To follow this post, you should first read Authentication in Nuxt, Part One and Authentication in Nuxt, Part Two.
What Access Scopes Can Do in Nuxt.js
In many applications, such as AWS and Google Cloud, you have an Access Control List (ACL) that enables granular access to resources for users. Scopes can be considered a simplified version of ACLs, providing specific users access to resources in a more general manner. Therefore, if certain parts of your app need to be restricted to specific user groups, scopes offer a suitable solution.
This article focuses on the basics of integrating scopes into authentication mechanisms, leveraging the official Nuxt auth module, Express.js, Passport.js, and MongoDB. Actually, it's more related to authorization rather than authentication. This piece is part of a larger series, so if you've just arrived here without following from the beginning and find yourself lost, I recommend checking out the previous parts of the series.
Implementing Scope Access in a Nuxt App
To simplify, this guide will cover scope implementation for admin users accessing the admin panel.
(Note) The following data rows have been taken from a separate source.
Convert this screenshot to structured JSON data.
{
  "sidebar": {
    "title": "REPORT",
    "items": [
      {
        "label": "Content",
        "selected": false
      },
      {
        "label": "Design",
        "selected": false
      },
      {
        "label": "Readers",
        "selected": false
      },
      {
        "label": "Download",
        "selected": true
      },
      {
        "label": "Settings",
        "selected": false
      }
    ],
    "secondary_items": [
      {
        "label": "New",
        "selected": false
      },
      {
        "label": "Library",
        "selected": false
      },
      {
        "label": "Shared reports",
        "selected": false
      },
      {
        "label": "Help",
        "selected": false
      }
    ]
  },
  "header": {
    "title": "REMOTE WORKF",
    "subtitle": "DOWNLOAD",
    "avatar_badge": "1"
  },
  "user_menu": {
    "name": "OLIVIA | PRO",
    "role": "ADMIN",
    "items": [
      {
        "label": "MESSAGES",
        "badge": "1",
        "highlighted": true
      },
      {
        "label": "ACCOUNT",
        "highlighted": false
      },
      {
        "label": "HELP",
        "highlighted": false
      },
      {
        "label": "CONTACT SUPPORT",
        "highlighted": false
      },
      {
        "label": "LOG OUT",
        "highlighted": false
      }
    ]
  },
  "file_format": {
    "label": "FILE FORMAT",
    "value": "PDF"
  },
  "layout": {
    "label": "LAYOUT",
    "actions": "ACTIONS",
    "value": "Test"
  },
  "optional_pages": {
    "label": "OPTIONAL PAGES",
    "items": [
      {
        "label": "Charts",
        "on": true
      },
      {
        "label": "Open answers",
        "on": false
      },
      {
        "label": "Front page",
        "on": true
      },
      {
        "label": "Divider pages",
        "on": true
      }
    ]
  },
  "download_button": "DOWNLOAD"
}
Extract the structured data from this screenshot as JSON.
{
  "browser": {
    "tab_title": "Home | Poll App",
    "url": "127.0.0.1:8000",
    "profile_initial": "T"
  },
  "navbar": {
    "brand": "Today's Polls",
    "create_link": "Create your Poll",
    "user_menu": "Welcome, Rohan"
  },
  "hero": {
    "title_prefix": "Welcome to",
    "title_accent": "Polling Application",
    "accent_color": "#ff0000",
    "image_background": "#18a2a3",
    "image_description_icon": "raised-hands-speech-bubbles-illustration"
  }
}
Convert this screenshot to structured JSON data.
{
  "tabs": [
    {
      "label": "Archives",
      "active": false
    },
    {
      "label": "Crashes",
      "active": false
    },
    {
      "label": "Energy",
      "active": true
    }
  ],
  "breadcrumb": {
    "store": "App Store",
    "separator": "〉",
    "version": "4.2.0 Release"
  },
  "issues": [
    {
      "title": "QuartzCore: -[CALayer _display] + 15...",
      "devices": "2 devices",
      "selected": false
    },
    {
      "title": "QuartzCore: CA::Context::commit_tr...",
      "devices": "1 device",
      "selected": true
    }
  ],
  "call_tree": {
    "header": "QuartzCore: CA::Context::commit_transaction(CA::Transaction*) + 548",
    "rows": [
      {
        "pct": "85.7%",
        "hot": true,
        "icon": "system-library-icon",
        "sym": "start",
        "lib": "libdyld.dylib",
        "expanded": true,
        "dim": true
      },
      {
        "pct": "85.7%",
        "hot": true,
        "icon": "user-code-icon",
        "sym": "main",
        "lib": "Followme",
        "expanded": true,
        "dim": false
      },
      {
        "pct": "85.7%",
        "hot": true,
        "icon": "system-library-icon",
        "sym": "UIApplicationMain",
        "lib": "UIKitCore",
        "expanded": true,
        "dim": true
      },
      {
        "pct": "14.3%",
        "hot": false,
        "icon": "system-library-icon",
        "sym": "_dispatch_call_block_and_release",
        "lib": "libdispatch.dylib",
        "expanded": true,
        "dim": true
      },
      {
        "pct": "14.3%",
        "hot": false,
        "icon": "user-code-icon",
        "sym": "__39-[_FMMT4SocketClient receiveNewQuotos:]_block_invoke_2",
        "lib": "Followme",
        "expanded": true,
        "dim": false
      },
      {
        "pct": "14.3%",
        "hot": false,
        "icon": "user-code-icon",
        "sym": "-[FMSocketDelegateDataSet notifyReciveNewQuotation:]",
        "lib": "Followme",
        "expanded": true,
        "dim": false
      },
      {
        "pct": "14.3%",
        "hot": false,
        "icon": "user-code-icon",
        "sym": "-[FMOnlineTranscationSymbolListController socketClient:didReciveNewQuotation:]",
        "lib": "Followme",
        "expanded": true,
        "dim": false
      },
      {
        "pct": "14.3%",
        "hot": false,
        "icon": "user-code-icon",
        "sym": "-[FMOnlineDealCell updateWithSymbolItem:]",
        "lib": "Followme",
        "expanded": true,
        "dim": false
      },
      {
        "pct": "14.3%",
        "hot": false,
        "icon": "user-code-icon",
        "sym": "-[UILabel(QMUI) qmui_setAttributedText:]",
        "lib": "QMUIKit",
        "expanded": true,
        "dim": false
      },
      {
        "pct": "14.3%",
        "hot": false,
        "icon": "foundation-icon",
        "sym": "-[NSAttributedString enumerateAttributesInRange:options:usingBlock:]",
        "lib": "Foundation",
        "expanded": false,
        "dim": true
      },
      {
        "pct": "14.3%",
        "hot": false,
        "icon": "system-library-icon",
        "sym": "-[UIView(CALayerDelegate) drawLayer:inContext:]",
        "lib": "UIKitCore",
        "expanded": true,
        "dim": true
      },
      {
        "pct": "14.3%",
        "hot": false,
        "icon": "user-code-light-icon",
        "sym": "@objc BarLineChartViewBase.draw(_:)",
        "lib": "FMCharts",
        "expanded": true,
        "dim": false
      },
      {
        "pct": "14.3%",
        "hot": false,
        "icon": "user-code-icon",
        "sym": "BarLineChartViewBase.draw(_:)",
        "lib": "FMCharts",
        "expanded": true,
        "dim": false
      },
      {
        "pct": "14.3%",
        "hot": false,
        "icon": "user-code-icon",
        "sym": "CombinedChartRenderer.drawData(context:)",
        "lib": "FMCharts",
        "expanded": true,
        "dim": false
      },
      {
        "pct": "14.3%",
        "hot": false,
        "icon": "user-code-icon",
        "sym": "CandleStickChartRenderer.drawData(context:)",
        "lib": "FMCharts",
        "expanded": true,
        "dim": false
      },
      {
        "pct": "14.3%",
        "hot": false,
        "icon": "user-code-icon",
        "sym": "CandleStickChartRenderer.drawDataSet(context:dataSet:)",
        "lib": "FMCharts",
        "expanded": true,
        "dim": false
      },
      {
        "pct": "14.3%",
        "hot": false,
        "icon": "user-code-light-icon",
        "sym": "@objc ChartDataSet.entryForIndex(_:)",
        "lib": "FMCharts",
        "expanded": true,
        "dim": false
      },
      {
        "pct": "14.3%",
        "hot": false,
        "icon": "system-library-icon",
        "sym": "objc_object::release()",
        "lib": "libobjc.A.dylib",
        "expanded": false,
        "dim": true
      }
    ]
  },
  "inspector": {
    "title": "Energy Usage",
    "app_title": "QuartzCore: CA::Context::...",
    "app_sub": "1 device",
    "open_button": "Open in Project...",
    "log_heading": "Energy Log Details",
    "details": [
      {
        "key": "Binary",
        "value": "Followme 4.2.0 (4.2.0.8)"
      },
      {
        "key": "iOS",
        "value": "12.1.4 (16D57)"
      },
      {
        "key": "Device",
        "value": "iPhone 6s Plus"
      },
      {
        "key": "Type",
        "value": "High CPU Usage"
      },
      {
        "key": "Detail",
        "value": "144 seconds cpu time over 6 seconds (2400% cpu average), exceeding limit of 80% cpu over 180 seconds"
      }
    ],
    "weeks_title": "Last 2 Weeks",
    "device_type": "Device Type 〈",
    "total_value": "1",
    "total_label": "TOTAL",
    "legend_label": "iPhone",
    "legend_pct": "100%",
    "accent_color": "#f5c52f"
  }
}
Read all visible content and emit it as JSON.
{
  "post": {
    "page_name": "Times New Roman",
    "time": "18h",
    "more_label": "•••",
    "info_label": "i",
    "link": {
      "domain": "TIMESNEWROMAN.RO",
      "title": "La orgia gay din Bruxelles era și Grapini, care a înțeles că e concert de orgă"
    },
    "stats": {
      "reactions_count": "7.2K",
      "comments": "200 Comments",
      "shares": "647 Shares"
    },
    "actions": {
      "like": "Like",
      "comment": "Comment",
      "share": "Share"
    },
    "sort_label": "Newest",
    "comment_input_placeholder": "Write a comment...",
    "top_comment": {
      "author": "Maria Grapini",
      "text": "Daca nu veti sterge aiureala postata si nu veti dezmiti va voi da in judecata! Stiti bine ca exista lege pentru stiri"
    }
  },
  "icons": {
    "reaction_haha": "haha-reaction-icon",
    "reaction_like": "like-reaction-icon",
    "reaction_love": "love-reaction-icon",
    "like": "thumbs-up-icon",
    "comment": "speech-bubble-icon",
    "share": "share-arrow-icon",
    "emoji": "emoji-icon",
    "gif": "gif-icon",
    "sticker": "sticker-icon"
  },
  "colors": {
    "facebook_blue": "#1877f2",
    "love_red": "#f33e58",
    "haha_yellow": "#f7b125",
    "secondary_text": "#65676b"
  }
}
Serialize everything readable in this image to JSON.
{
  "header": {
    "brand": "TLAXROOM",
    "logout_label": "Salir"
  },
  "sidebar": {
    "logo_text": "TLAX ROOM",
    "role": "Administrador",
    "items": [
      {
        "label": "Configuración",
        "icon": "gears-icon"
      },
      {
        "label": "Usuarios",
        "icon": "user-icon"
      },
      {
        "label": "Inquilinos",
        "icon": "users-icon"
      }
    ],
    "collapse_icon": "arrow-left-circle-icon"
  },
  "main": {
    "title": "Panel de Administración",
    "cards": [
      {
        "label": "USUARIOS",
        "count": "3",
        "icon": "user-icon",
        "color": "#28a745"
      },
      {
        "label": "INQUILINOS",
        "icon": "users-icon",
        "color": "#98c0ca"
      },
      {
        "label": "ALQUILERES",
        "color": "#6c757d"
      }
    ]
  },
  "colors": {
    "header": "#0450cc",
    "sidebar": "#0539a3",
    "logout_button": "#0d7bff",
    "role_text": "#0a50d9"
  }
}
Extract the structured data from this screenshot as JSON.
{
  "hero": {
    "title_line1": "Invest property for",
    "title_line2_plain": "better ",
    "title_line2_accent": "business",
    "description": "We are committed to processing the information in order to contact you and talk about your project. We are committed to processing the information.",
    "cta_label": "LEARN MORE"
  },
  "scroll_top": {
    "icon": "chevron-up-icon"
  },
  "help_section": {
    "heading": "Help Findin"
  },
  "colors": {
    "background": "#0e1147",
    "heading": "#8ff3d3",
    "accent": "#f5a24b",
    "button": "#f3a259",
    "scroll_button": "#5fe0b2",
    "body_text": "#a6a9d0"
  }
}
If you require additional scopes, you can apply the same logic outlined here. Begin by creating a new file named, for example, authenticator.js in your middleware folder. This file should check if a user has the specific scope required for access. In this instance, I use 'admin' as the scope name, but you can choose any name, provided it remains consistent across your backend.
// middleware/authenticator.js
export default function ({ $auth, redirect }) {
const user = $auth.user
if (user.user && user.user.scope === 'admin') {
} else {
redirect('/')
}
}
Next, add this file path to the middleware option in the auth section of your nuxt.config.js file.
// nuxt.config.js
auth: {
middleware: [
{ src: '~/middleware/authenticator.js' }
],
...
Then, apply this middleware to your desired pages. For admin pages, I suggest using a separate layout where you can block access to all such pages simultaneously.
// layouts/admin.vue
<template>
<v-app>
<div>
<nuxt />
</div>
</v-app>
</template>
<script>
export default {
middleware: ['auth', 'authenticator']
}
</script>
Verify that a logged-in user without the admin scope cannot access admin pages.
Implementing Scope Access in the Backend
Modify the JWT local strategy by including the user scope in the response. This allows your Nuxt app to recognize a user's scope and respond accordingly.
// api/controllers/authentication.controller.js
passport.use(new JwtStrategy({
jwtFromRequest: tokenExtractor,
secretOrKey: authUserSecret
},
function (jwtPayload, done) {
return GetUser(jwtPayload.email)
.then((user) => {
if (user) {
return done(null, {
email: user.email,
scope: user.scope
})
} else {
return done(null, false, 'Failed')
}
})
.catch((err) => {
return done(err)
})
}
))
Add the scope field to your user model.
// api/models/user.js
const mongoose = require('mongoose')
const Schema = mongoose.Schema
const UserSchema = new Schema({
...
scope: { type: String, default: 'user' },
...
})
export default mongoose.model('User', UserSchema)
Before proceeding, ensure you assign the admin scope to the user intended for admin access, potentially by manually updating your database.
To restrict access to your endpoints that don't yet utilize scope functionality, create a new function in the authentication controller for checking the admin scope. If a request does not pass the admin scope check, this function will block specific backend routes.
// api/controllers/authentication.controller.js
const adminScope = (req, res, next) => {
if (req.user.scope !== 'admin'){
return res.status(403).send({
status:'fail',
message:'Invalid scope!'
})
}
next();
}
Finally, implement adminScope as middleware in your admin routes to restrict access solely to admins.
// api/index.js
...
import AuthenticationController from '../api/controllers/authentication.controller'
const passport = require('passport')
const adminRoutes = require('./routes/admin')
...
app.use('/admin', [passport.authenticate('jwt', { session: false }), AuthenticationController.adminScope], [adminRoutes])
Double-check that both Nuxt and backend routes correctly block users without admin scopes.
If everything works as intended, congratulations on implementing scopes in your Nuxt application! Note that while this guide uses a simple string for the scope field, you can also implement an array to assign multiple different scopes to any user, as the Nuxt auth module fully supports such implementations.